In realtà, almeno credo, la masterclass organizzata da Canone Occidentale per presentare la sua linea di Vermouth doveva essere strettamente riservata a professionisti del settore.
In ogni caso, sono riuscito a “imbucarmi” e devo confessare che, abituato a incontri stampa spesso prolissi e connotati da finalità in ultimo promozionali, mi sono trovato di fronte a una piacevole sorpresa: un brillante ed esaustivo racconto della storia del Vermouth narrato da Fulvio Piccinino, che su questo vino aromatizzato torinese ha pure scritto un documentato volumetto; e una sintetica ed efficace messa a fuoco degli intenti e della sperimentazione portata avanti da Canone Occidentale effettuata da Michele Marzella, uno dei più capaci ed estrosi bartender torinesi.

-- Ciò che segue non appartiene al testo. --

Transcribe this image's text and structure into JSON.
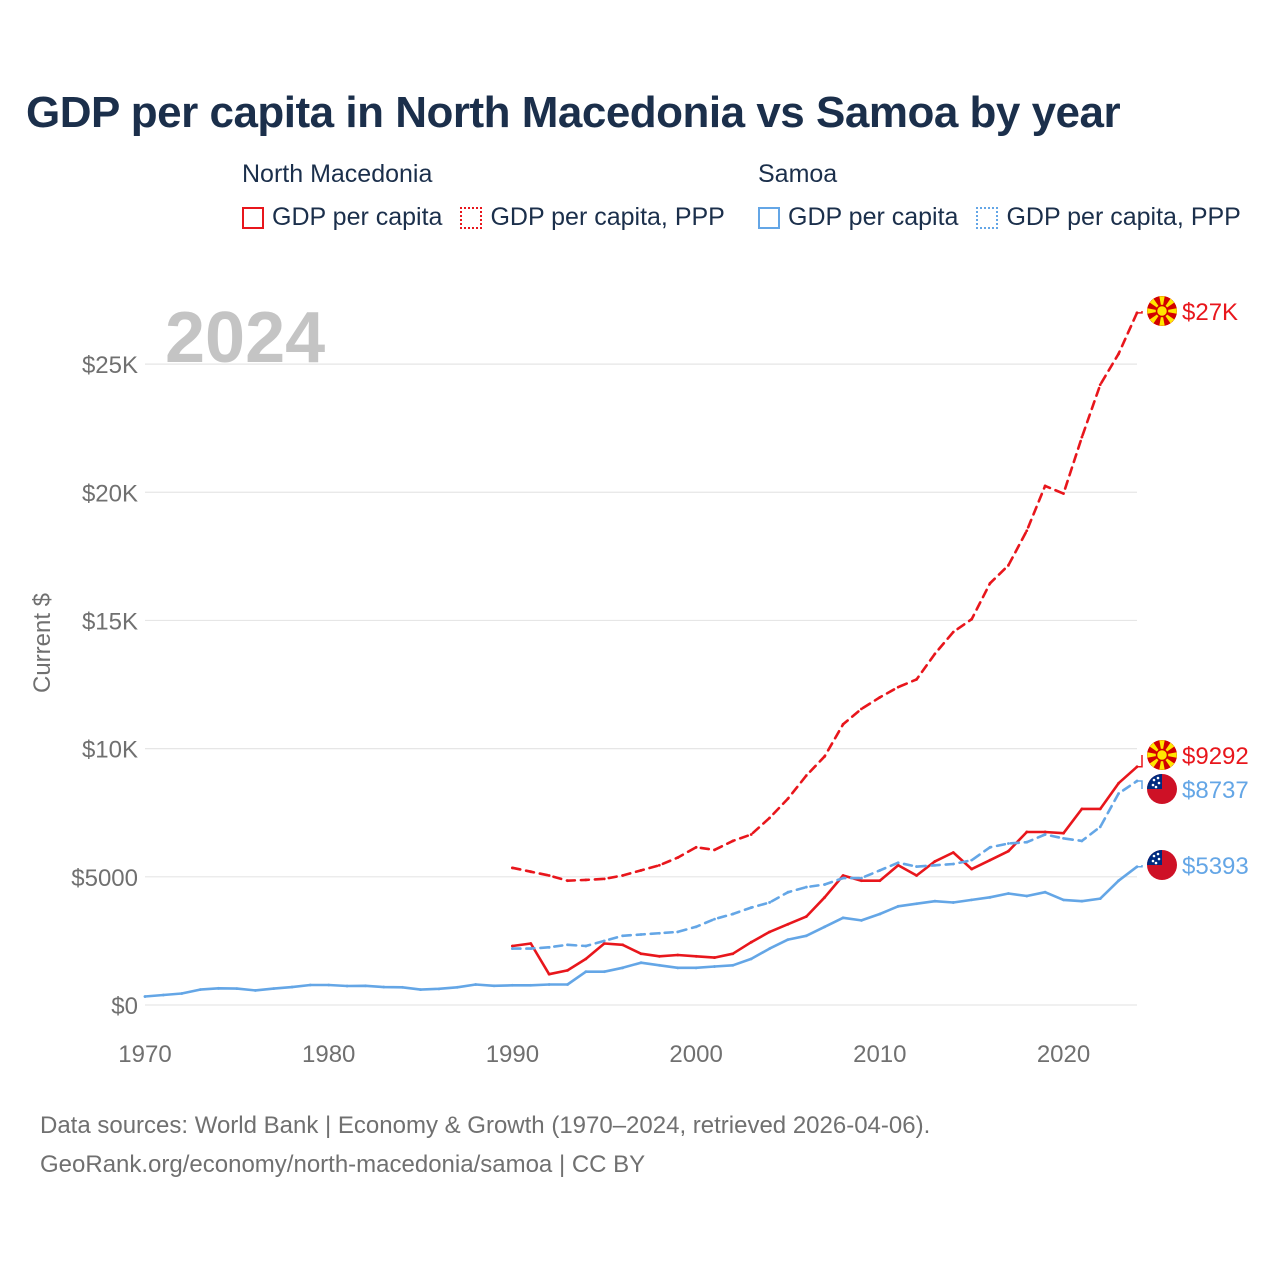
{
  "title": "GDP per capita in North Macedonia vs Samoa by year",
  "legend": {
    "north_macedonia": {
      "title": "North Macedonia",
      "gdp": "GDP per capita",
      "ppp": "GDP per capita, PPP"
    },
    "samoa": {
      "title": "Samoa",
      "gdp": "GDP per capita",
      "ppp": "GDP per capita, PPP"
    }
  },
  "source": {
    "line1": "Data sources: World Bank | Economy & Growth (1970–2024, retrieved 2026-04-06).",
    "line2": "GeoRank.org/economy/north-macedonia/samoa | CC BY"
  },
  "colors": {
    "north_macedonia": "#e8161c",
    "samoa": "#64a6e6",
    "title": "#1b2f4b",
    "axis_text": "#707070",
    "grid": "#e6e6e6",
    "year_watermark": "#c4c4c4"
  },
  "chart_data": {
    "type": "line",
    "title": "GDP per capita in North Macedonia vs Samoa by year",
    "watermark_year": "2024",
    "xlabel": "",
    "ylabel": "Current $",
    "xlim": [
      1970,
      2024
    ],
    "ylim": [
      0,
      27500
    ],
    "x_ticks": [
      1970,
      1980,
      1990,
      2000,
      2010,
      2020
    ],
    "x_tick_labels": [
      "1970",
      "1980",
      "1990",
      "2000",
      "2010",
      "2020"
    ],
    "y_ticks": [
      0,
      5000,
      10000,
      15000,
      20000,
      25000
    ],
    "y_tick_labels": [
      "$0",
      "$5000",
      "$10K",
      "$15K",
      "$20K",
      "$25K"
    ],
    "grid": true,
    "legend_position": "top",
    "series": [
      {
        "name": "North Macedonia GDP per capita, PPP",
        "country": "North Macedonia",
        "style": "dashed",
        "color": "#e8161c",
        "end_label": "$27K",
        "flag": "north-macedonia",
        "x": [
          1990,
          1991,
          1992,
          1993,
          1994,
          1995,
          1996,
          1997,
          1998,
          1999,
          2000,
          2001,
          2002,
          2003,
          2004,
          2005,
          2006,
          2007,
          2008,
          2009,
          2010,
          2011,
          2012,
          2013,
          2014,
          2015,
          2016,
          2017,
          2018,
          2019,
          2020,
          2021,
          2022,
          2023,
          2024
        ],
        "values": [
          5350,
          5200,
          5050,
          4850,
          4880,
          4920,
          5050,
          5250,
          5450,
          5750,
          6150,
          6050,
          6400,
          6650,
          7300,
          8050,
          8950,
          9700,
          10950,
          11550,
          12000,
          12400,
          12700,
          13700,
          14550,
          15050,
          16450,
          17150,
          18500,
          20250,
          19950,
          22150,
          24200,
          25400,
          27000
        ]
      },
      {
        "name": "North Macedonia GDP per capita",
        "country": "North Macedonia",
        "style": "solid",
        "color": "#e8161c",
        "end_label": "$9292",
        "flag": "north-macedonia",
        "x": [
          1990,
          1991,
          1992,
          1993,
          1994,
          1995,
          1996,
          1997,
          1998,
          1999,
          2000,
          2001,
          2002,
          2003,
          2004,
          2005,
          2006,
          2007,
          2008,
          2009,
          2010,
          2011,
          2012,
          2013,
          2014,
          2015,
          2016,
          2017,
          2018,
          2019,
          2020,
          2021,
          2022,
          2023,
          2024
        ],
        "values": [
          2300,
          2400,
          1200,
          1350,
          1800,
          2400,
          2350,
          2000,
          1900,
          1950,
          1900,
          1850,
          2000,
          2450,
          2850,
          3150,
          3450,
          4200,
          5050,
          4850,
          4850,
          5450,
          5050,
          5600,
          5950,
          5300,
          5650,
          6000,
          6750,
          6750,
          6700,
          7650,
          7650,
          8650,
          9292
        ]
      },
      {
        "name": "Samoa GDP per capita, PPP",
        "country": "Samoa",
        "style": "dashed",
        "color": "#64a6e6",
        "end_label": "$8737",
        "flag": "samoa",
        "x": [
          1990,
          1991,
          1992,
          1993,
          1994,
          1995,
          1996,
          1997,
          1998,
          1999,
          2000,
          2001,
          2002,
          2003,
          2004,
          2005,
          2006,
          2007,
          2008,
          2009,
          2010,
          2011,
          2012,
          2013,
          2014,
          2015,
          2016,
          2017,
          2018,
          2019,
          2020,
          2021,
          2022,
          2023,
          2024
        ],
        "values": [
          2200,
          2200,
          2250,
          2350,
          2300,
          2500,
          2700,
          2750,
          2800,
          2850,
          3050,
          3350,
          3550,
          3800,
          4000,
          4400,
          4600,
          4700,
          4950,
          4950,
          5250,
          5550,
          5400,
          5450,
          5500,
          5650,
          6150,
          6300,
          6350,
          6650,
          6500,
          6400,
          6950,
          8250,
          8737
        ]
      },
      {
        "name": "Samoa GDP per capita",
        "country": "Samoa",
        "style": "solid",
        "color": "#64a6e6",
        "end_label": "$5393",
        "flag": "samoa",
        "x": [
          1970,
          1971,
          1972,
          1973,
          1974,
          1975,
          1976,
          1977,
          1978,
          1979,
          1980,
          1981,
          1982,
          1983,
          1984,
          1985,
          1986,
          1987,
          1988,
          1989,
          1990,
          1991,
          1992,
          1993,
          1994,
          1995,
          1996,
          1997,
          1998,
          1999,
          2000,
          2001,
          2002,
          2003,
          2004,
          2005,
          2006,
          2007,
          2008,
          2009,
          2010,
          2011,
          2012,
          2013,
          2014,
          2015,
          2016,
          2017,
          2018,
          2019,
          2020,
          2021,
          2022,
          2023,
          2024
        ],
        "values": [
          330,
          390,
          450,
          600,
          650,
          640,
          570,
          640,
          700,
          780,
          780,
          740,
          750,
          700,
          690,
          600,
          630,
          690,
          800,
          750,
          770,
          770,
          800,
          800,
          1300,
          1300,
          1450,
          1650,
          1550,
          1450,
          1450,
          1500,
          1550,
          1800,
          2200,
          2550,
          2700,
          3050,
          3400,
          3300,
          3550,
          3850,
          3950,
          4050,
          4000,
          4100,
          4200,
          4350,
          4250,
          4400,
          4100,
          4050,
          4150,
          4850,
          5393
        ]
      }
    ]
  }
}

L’intersecarsi della storia del Vermouth con la storia di Torino
Un elemento chiave del racconto di Piccinino è lo stretto intersecarsi della storia ultra bicentenaria del Vermouth con quella della Torino ormai divenuta rigorosamente sabauda. È infatti il 1786 l’anno in cui si ritiene che Antonio Benedetto Carpano abbia creato, in una prospettiva industriale e all’interno di una liquoreria collocata sotto i portici di piazza Castello, quello che sarebbe diventato il Vermouth di Torino. E il vino aromatizzato in questione avrebbe riscosso un tale successo, sia nel centro subalpino che a livello nazionale ed estero, da determinare la nascita di numerose aziende che avrebbero fatto la storia del Vermouth.
Non senza rendere Torino una città conosciuta in tutto il mondo per le sue “vermoutherie” e per l’“Ora del Vermouth”: un vero e proprio rituale che, a cavallo tra Ottocento e Novecento, tra le sei e le sette di sera sanciva la fine della giornata lavorativa coinvolgendo tutte le classi sociali.
Dalla crisi del Vermouth al suo superamento
Nonostante questa tradizione, ricca e diversificata, la storia d’amore tra Torino e il Vermouth venne gradualmente affievolendosi. E questo al punto da indurre coloro che di questo singolare vino hanno seguito le orme lasciate nel tempo a parlare addirittura, a partire dal dopoguerra, di un’autentica “crisi del Vermouth”.
Una crisi che, se per un verso si tradusse nella chiusura di molte aziende incentrate su questo prodotto, solo dagli anni Ottanta in poi cominciò ad essere superata, tornando lentamente a vedere il Vermouth apprezzato sia liscio, sia come elemento chiave della miscelazione. Sarà in questo orizzonte che, nel 2019, nascerà il Consorzio del Vermouth di Torino, il cui disciplinare norma in modo ferreo la produzione di questo vino aromatizzato.
Ripensare il Vermouth all’epoca dell’AI
È sulla scorta di questa storia, per un verso facendone tesoro e per l’altro cercando di reinterpretarla, che – così ha spiegato Michele Marzella, che di fatto ne è stato l’artefice – si è mossa la creazione di “Canone Occidentale”: una costellazione di tre Vermouth superiori che ho avuto modo di degustare, accompagnate da quelle che Piccinino ha definito “tapas piemontesi” e non senza captare i pareri complessivamente positivi dei professionisti del settore che li provavano per la prima volta o ne facevano già uso nella preparazione dei loro drink.
E, se l’assaggio sia del rosso che del bianco ha fatto emergere due prodotti per colore e sapore capaci di richiamare con forza quella città della Mole di cui le etichette, ispirandosi al radical design torinese, fanno emergere l’inattesa vivacità legata a Porta Palazzo e al Quadrilatero romano, a stupirmi è stato soprattutto l’extra dry: un Vermouth che, nel valorizzare in modo del tutto originale la sua componente erbacea, rimanda – e non solo nella sua etichetta – al Parco del Valentino e al profluvio di aromi che sprigionano dall’orto botanico che in esso trova posto.